Fue Hae-soo quien intervino de golpe para cerrar la conversación. Fue lo primero que dijo después de estar callado todo el tiempo. Incluso escondió sutilmente a Woo-rim detrás de él. Ante la vigilancia evidente a simple vista, Sung-hoon chasqueó la lengua y dio un paso atrás.

—Uy, sí, sí. No me lo llevaré.

—No es que no te lo lleves. Es que no puedes llevártelo, para ser exactos.

—Sí, no me lo llevo y no puedo llevármelo, son ambas cosas.

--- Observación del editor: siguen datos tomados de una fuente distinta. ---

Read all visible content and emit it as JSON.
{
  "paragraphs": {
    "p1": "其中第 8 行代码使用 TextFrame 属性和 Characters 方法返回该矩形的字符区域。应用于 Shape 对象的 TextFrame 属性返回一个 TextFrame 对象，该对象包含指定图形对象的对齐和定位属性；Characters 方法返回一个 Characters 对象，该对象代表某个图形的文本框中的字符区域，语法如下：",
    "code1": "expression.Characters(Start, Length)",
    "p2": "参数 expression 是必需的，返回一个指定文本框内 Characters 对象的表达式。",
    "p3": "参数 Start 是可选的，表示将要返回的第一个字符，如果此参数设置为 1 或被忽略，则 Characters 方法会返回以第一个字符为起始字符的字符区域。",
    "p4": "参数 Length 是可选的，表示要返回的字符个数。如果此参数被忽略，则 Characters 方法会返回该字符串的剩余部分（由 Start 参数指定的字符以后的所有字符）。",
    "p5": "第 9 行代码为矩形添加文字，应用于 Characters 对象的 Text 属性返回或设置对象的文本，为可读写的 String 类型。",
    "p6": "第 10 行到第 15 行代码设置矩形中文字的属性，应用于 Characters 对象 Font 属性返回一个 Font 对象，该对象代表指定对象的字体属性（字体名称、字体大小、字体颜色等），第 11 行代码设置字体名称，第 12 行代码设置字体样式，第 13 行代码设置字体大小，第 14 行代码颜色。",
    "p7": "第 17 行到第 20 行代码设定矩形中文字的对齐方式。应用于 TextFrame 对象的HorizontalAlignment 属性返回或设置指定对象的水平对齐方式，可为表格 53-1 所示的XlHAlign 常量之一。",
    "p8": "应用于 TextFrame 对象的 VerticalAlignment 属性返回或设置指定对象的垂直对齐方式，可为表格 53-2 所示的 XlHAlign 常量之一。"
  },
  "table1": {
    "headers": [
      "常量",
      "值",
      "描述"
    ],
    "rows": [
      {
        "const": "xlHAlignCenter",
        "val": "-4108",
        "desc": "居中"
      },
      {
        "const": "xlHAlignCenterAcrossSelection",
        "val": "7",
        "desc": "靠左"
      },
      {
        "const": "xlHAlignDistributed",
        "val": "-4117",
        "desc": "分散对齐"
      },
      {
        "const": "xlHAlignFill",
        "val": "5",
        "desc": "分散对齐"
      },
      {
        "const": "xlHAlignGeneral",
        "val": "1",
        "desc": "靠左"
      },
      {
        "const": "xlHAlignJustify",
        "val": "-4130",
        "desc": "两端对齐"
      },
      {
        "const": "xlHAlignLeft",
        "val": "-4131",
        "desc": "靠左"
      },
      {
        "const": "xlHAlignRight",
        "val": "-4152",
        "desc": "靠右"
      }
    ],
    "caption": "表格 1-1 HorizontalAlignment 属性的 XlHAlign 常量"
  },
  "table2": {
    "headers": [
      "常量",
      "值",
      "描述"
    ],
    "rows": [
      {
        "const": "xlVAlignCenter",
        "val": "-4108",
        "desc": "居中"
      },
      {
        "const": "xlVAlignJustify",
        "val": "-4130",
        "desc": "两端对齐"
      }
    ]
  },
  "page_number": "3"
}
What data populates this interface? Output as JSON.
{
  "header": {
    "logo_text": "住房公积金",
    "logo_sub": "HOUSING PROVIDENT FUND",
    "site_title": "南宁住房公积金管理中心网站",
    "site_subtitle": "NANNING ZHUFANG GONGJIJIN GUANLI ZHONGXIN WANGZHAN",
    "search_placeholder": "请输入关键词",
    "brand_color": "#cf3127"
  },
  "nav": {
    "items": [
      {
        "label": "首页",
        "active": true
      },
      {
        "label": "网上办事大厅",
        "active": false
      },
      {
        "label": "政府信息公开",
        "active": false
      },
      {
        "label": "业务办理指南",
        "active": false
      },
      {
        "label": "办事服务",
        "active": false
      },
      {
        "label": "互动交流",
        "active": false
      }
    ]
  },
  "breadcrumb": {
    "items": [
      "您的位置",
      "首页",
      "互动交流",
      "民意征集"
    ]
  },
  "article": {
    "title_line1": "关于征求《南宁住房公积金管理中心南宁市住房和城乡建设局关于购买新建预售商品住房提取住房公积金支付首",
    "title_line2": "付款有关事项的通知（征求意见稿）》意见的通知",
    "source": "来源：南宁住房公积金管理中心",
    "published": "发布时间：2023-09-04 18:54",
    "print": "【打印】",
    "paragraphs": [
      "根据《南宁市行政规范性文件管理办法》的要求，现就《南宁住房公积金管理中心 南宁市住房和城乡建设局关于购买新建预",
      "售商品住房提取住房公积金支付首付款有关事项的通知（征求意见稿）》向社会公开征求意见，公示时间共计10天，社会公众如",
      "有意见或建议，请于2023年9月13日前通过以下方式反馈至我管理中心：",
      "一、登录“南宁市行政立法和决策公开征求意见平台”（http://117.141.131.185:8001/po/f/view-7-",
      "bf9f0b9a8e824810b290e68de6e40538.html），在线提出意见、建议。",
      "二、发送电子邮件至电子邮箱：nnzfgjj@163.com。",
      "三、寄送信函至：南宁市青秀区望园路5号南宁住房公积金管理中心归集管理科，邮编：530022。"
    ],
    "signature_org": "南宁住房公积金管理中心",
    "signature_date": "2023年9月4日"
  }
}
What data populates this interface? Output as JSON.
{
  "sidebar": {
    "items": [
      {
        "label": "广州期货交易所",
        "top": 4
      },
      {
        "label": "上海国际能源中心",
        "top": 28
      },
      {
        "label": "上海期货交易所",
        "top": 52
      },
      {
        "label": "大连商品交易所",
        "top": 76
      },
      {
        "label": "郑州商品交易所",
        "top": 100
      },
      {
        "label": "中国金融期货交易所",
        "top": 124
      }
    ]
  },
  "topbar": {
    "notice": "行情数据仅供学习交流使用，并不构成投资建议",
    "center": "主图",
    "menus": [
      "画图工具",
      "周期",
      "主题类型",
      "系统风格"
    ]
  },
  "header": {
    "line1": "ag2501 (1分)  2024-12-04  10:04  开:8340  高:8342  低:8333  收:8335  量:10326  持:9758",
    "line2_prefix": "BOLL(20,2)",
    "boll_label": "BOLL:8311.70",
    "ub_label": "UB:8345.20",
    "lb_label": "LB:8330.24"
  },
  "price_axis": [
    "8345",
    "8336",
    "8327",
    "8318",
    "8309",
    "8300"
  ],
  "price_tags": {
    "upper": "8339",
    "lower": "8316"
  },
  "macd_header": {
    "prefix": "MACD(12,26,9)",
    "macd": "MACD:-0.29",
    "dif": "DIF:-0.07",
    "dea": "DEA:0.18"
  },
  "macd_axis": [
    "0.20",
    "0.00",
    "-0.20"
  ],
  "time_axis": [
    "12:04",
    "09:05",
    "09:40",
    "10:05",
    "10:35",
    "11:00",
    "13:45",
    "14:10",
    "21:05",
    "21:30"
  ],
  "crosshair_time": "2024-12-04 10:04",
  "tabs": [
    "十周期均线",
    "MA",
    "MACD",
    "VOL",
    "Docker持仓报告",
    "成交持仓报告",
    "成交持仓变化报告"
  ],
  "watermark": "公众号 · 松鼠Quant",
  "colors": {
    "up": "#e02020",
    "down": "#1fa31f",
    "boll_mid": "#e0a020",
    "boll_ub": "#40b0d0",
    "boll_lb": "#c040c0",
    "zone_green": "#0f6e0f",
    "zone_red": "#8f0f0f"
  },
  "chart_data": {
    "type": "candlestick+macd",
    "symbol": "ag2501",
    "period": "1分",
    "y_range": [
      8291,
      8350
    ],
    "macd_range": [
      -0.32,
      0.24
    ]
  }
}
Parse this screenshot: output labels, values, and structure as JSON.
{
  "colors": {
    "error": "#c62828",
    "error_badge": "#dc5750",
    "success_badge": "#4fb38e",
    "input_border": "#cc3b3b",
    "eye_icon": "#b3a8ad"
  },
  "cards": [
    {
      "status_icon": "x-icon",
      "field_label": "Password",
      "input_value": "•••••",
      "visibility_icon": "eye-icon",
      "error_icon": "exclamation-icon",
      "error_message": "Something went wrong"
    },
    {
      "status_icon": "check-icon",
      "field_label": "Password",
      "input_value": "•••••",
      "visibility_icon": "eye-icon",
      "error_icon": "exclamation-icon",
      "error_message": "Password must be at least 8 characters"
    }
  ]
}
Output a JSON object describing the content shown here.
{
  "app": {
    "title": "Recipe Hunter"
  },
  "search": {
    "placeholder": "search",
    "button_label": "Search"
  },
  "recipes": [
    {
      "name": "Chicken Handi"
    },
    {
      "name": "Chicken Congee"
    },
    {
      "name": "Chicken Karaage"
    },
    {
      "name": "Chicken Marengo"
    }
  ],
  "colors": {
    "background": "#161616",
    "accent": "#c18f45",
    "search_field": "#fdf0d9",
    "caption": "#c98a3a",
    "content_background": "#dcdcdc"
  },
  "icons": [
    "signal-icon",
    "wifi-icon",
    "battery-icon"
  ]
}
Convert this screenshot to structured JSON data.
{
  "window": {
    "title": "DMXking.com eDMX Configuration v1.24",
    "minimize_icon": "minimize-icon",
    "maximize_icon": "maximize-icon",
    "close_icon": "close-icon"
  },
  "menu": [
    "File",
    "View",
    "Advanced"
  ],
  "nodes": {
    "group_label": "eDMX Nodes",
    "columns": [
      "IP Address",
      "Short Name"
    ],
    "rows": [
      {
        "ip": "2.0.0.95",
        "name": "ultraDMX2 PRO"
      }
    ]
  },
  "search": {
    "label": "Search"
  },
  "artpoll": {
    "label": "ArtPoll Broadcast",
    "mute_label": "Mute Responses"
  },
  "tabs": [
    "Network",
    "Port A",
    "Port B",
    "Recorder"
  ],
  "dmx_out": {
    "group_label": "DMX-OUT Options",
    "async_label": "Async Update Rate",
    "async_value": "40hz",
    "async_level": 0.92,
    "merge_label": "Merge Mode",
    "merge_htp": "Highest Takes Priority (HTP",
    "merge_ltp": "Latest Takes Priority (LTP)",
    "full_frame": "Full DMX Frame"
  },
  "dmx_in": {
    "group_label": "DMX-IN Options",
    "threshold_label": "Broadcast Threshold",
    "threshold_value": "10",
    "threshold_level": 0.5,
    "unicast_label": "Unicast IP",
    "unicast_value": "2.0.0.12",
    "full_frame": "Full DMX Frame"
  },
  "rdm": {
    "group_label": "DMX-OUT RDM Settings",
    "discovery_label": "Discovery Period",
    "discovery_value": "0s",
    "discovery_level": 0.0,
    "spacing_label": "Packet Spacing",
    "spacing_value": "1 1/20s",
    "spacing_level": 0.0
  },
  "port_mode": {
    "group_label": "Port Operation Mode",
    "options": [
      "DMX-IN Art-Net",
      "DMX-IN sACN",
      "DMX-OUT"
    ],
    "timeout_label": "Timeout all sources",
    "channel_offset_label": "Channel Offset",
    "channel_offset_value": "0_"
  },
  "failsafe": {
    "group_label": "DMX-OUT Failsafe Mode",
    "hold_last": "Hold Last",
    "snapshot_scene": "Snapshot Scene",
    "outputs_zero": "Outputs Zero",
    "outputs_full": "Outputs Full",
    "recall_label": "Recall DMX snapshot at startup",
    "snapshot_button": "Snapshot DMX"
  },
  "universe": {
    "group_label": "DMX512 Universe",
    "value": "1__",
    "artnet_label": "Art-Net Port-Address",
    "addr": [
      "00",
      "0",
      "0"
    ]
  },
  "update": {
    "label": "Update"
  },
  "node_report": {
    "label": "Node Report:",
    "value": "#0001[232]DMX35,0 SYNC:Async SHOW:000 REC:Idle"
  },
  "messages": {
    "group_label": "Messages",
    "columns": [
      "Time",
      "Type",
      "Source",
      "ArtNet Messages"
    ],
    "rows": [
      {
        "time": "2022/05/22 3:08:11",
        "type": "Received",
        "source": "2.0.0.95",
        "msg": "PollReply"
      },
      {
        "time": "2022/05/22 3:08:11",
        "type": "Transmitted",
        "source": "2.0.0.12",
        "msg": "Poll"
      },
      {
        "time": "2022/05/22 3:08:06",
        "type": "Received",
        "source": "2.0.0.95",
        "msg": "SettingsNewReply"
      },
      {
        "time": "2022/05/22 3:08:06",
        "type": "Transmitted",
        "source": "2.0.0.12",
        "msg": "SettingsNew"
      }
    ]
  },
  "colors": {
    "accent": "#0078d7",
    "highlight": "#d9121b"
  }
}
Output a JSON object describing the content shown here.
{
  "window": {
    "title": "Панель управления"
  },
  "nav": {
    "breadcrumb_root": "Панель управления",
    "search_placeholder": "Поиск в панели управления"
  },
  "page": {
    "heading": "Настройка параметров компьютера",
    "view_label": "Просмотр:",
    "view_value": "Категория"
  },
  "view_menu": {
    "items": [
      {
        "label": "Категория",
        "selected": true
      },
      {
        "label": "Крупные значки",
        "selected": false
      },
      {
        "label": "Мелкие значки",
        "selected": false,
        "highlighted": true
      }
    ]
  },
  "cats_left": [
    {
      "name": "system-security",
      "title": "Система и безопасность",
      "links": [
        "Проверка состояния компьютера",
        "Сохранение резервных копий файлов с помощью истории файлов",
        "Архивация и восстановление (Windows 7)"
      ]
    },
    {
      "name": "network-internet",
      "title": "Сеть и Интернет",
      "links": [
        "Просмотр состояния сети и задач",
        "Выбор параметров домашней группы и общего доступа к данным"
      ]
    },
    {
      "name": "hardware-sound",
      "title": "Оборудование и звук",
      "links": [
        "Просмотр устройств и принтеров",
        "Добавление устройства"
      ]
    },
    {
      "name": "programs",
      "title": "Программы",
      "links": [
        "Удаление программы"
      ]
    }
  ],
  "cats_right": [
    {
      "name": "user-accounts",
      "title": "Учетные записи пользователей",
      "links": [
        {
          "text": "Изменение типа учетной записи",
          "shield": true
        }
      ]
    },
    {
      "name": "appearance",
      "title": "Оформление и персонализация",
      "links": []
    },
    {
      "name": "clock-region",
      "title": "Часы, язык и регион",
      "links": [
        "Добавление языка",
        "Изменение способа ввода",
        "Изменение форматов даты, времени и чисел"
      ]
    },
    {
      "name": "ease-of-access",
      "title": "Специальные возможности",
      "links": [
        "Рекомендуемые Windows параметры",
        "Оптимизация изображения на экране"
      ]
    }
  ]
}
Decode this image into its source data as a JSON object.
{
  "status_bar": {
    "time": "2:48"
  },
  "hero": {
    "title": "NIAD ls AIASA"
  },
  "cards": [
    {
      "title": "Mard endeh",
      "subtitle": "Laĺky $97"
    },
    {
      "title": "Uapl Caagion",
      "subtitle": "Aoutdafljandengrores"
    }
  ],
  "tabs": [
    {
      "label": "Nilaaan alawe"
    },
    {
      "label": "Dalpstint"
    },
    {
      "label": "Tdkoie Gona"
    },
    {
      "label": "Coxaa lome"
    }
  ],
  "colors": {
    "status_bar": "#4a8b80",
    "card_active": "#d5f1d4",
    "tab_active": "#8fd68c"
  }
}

Aunque empezaron con el pie izquierdo, los dos se llevaban bastante bien. Por supuesto, el esfuerzo de Sung-hoon fue grande. Como todavía le preocupaba Woo-rim, se esforzaba por mantener la relación con Hae-soo. Como Hae-soo también sabía eso, ya no mostraba reacciones afiladas hacia Sung-hoon. El sentimiento de preocuparse y apreciar a una persona cercana; Hae-soo estaba aprendiendo esa emoción observando a Sung-hoon.

—¿Pero hasta cuándo van a estar tomados de la mano? ¿Van a grabar un comercial?

—Ah.

Susurró Sung-hoon mirando el brazo de Woo-rim que se extendía detrás de la espalda de Hae-soo. Si ese comentario sonaba genuinamente preocupado era porque el cariño de Sung-hoon hacia Woo-rim era sincero. Quizás percibiendo el sentimiento de Sung-hoon, Hae-soo también bajó la voz y cuchicheó:

—Tú si tienes permitido verlo.

—… Qué es esto. No me hace sentir muy bien. ¿Podrías tener cuidado incluso frente a mí?

Incluso mientras conversaban, Hae-soo no soltó a Woo-rim ni un momento. Incluso llegó a sostener la mano de Woo-rim con ambas manos, fingiendo tenerlas cruzadas a la espalda mientras estaba apoyado en la pared. Como parecía que se esforzaba a su manera por no llamar la atención de los demás, Woo-rim solo pudo reírse.

Continuaron la charla con un Sung-hoon inusualmente emocionado durante un rato. Hae-soo, que observaba los alrededores sin aportar mucho a la charla, habló:

—Ahí viene el novio.

—¿Eh? ¿Los hyungs también están con él? Vamos, hyung.

En la entrada del vestíbulo estaban Jae-hoon y varios rostros conocidos. Eran amigos que entrenaron con Woo-rim en su infancia. Sung-hoon tomó la delantera riendo alegremente. Solo entonces Hae-soo soltó la mano de Woo-rim que tenía escondida tras su espalda. Luego, empujó ligeramente la espalda de Woo-rim.

—Ve a saludar.

No olvidó susurrarlo en voz baja. Woo-rim tiró de la manga de Hae-soo con la intención de presentarlo a sus amigos. Pero Hae-soo se quedó allí firme y no se dejó arrastrar. Incluso negó con la cabeza con determinación y apartó la mano de Woo-rim que lo sujetaba. Hasta hace un momento le tomaba la mano hasta sudar, pero ahora se mostraba bastante firme.